Bend’s Urban Growth Boundary problem is gaining urgency as optimism mounts that Central Oregon’s real estate market is on the mend.

Earlier this week at the 2013 Real Estate Forecast Breakfast in Bend, experts reported positive signs that Central Oregon’s market is on the upswing. That follows numerous indicators in recent months of improvements in the housing market.

The city, however, wants to wait until June 2017 to fix problems the state found in the city’s 2010 plan to expand its UGB. Under Oregon law, development is not permitted beyond the UGB, a border surrounding the city. Cities must prove the need for new boundaries to accommodate anticipated growth.

The state Land Conservation and Development Commission may decide as early as today if it will grant that extension from the current deadline, now only weeks away on May 2.

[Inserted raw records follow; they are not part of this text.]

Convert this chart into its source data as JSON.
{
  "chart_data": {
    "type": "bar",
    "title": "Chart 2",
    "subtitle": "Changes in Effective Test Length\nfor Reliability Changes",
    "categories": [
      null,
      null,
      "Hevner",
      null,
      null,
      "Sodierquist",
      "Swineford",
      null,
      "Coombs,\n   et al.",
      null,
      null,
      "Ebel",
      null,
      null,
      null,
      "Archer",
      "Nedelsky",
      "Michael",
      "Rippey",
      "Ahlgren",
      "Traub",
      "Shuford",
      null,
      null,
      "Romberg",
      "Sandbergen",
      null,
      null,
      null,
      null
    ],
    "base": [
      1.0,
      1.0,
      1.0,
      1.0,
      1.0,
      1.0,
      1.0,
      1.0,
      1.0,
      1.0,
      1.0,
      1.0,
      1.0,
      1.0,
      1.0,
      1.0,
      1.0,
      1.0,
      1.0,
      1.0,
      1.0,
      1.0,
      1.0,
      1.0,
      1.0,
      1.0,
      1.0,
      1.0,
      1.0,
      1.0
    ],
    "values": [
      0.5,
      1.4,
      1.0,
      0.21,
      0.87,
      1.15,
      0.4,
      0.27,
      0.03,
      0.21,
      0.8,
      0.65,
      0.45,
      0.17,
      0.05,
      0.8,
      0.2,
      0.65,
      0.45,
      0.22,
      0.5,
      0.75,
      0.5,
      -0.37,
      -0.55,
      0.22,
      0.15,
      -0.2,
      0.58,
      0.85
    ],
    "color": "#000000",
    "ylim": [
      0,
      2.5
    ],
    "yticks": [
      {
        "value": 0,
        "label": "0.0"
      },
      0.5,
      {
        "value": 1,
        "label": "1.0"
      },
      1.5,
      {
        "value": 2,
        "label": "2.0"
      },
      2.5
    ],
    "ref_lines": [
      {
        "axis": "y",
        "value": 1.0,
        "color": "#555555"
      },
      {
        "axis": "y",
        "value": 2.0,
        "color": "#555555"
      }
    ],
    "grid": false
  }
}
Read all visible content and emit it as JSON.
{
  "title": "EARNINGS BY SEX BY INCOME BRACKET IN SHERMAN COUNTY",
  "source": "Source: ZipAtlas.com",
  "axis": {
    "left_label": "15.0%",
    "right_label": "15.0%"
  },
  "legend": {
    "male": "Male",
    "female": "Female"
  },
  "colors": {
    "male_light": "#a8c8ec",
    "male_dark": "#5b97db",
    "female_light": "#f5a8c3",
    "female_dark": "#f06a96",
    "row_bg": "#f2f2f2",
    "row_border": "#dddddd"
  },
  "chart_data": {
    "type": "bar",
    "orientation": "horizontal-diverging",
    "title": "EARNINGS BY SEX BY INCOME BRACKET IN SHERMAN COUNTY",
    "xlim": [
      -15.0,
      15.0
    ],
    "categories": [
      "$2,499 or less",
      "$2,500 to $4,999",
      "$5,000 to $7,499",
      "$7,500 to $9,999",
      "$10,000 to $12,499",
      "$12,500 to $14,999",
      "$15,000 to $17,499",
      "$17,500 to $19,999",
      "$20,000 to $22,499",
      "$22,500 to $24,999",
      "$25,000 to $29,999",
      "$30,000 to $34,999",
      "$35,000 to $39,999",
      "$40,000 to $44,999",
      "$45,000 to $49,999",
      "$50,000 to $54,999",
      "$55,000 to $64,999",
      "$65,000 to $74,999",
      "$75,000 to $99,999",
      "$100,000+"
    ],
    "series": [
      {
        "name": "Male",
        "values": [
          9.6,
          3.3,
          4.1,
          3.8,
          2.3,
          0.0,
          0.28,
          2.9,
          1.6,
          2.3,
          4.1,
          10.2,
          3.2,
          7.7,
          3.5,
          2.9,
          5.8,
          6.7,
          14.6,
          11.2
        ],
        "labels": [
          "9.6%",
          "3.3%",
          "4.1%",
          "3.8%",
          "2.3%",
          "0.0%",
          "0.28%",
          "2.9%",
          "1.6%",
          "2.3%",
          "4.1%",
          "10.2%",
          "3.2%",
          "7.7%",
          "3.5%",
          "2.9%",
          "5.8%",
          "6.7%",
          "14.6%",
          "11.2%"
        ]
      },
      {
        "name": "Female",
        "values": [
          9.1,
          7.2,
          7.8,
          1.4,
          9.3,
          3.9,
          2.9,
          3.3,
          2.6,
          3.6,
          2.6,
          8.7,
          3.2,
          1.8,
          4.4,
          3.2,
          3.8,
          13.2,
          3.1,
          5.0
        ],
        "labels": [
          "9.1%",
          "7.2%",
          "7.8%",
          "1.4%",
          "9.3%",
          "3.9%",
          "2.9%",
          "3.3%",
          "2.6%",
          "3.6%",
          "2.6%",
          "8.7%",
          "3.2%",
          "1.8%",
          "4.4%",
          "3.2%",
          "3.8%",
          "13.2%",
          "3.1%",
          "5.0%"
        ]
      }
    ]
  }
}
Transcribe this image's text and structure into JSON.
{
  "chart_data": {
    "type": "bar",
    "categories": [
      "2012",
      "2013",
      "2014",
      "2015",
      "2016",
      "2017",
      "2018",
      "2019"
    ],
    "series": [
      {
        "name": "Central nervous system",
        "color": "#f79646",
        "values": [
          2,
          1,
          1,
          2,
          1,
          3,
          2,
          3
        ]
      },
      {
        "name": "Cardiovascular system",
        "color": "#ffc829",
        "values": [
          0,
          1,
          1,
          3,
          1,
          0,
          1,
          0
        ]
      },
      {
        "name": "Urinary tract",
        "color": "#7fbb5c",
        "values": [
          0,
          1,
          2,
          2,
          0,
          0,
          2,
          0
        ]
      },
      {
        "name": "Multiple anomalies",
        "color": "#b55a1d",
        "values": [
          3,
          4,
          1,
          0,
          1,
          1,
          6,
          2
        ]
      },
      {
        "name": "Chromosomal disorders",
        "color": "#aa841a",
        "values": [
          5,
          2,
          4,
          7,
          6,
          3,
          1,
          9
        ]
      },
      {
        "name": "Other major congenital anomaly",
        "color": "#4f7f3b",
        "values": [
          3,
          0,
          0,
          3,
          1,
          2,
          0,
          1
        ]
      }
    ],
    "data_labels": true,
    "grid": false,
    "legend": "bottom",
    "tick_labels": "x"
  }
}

The city says it needs time to solve problems in water and sewer infrastructure before tackling the complex issues involved in its UGB. Those issues are “fundamental building blocks” for the city’s expansion, according to the letter City Manager Erik King wrote to the state. The letter also says failure to address those utility issues could harm residential and job growth as the economy recovers.

We have no disagreement with that. The problem is that failure to address the UGB could also harm the recovery if there’s a shortage of land needed for development within the UGB.

Given how slowly the UGB expansion process has proceeded so far, it’s not hard to see the city getting to that point if it has a deadline set four years out. Although we’re anxious to see prices recover their recession losses, an artificially short supply of land could force prices artificially high, creating a new and volatile housing bubble and risking damage to the recovering economy.

The city does need time to resolve water and sewer issues that would underlie a UGB expansion, but four years is too long to start the next round in this difficult process.